Yıllar önce sürüklendikleri yere varırlar.
Yamyam dedikleri adamlar nazikçe bunları yakalayıp kralın huzuruna götürürler.
Bir de bakarlar ki, bu kral, o köle diye sattıkları kral.
Başlarını öne eğip cezalarını beklerken kral durumu anlatır:
Umman’da beni satın alan adam, beni Basra’daki birine sattı.
O adam bana Namazı, Orucu, Kur’an’ı öğretti.
O da beni Bağdat’taki birine sattı.
Bağdat’ta ben Kur’an’ı daha iyi öğrendim. Arapçayı öğrendim.
Horasan’dan gelip Hacca gidenlerle Hacca gitmek için kaçtım.
Onlarla Mekke’ye geldim.
Haccımı yaptıktan sonra Mısır kafilesine katıldım ve ben ülkeme geri geldim.
Halkım beni yıllar sonra görünce sevindiler.
Ben de onlara Müslüman olmalarını teklif ettim, kabul ettiler.
Tek isteğim, Bağdat’ta beni satın alan adama borcumu ödemektir.
Benim bu dinle tanışmama sebep olduğunuz için sizi afvediyorum.

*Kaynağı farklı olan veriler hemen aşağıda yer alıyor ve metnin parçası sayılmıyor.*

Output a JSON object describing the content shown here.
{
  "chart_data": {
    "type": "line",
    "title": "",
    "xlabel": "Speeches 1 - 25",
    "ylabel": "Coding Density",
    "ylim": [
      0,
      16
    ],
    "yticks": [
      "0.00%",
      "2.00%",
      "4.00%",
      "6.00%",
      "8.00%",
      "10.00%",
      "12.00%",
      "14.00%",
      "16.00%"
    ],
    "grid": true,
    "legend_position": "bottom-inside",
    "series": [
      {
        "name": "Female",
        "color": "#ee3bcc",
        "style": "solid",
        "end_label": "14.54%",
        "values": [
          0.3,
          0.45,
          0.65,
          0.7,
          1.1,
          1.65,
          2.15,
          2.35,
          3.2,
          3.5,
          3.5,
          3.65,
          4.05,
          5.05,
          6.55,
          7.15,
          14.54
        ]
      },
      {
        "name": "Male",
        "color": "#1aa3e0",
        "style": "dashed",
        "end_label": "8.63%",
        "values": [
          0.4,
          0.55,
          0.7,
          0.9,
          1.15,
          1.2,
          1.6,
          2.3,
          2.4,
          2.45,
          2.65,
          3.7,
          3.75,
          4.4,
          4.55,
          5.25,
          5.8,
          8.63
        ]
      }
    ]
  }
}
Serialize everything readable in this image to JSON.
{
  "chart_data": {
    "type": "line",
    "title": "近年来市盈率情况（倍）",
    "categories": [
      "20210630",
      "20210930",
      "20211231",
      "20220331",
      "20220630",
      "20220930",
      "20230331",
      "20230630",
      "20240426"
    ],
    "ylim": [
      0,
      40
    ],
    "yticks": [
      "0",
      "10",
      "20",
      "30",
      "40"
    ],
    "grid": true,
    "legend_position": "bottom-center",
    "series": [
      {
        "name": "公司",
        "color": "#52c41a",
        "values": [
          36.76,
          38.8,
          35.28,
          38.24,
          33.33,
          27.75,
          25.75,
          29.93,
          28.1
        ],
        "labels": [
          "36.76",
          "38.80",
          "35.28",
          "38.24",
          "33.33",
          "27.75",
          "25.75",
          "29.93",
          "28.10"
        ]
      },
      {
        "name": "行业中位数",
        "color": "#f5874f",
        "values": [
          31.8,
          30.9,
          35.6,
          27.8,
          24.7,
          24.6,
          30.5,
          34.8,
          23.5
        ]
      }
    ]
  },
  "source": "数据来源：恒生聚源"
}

Siz, dürüst bir adam olsaydınız size para verip, Bağdat’taki adama borcumu on katıyla ödemek isterdim” demiş. (Büzürg b. Şehriyar, Harikalar Diyarı Hind, s: 55-60, İnkılab Basım Yayım, 2009 İstanbul)
İflas ettim diye, isyan etmeyin.
Köşeyi döndüm diye, şımarmayın.
Milletvekili olamadım diye üzülmeyin.
Terfi edemedim diye kahırlanmayın.
Sürgüne gönderildim diye sızlanmayın.
En yükseğe çıktım diye havalanmayın.
Bulunduğunuz yerin meşru olarak hakkını verin.
Geri kalanına karışmayın.
Rabbimiz buyurur:
كُتِبَ عَلَيْكُمُ الْقِتَالُ وَهُوَ كُرْهٌ لَكُمْ وَعَسَى أَنْ تَكْرَهُوا شَيْئًا وَهُوَ خَيْرٌ لَكُمْ وَعَسَى أَنْ تُحِبُّوا شَيْئًا وَهُوَ شَرٌّ لَكُمْ وَاللَّهُ يَعْلَمُ وَأَنْتُمْ لَا تَعْلَمُونَ
“Hoşunuza gitmediği halde savaş size farz kılındı. Olur ki, hoşunuza gitmeyen şey sizin için hayırdır ve yine olur ki, sevdiğiniz şey sizin için şer olur. Allah bilir siz bilmezsiniz.” (Bakara süresi ayet 2/216)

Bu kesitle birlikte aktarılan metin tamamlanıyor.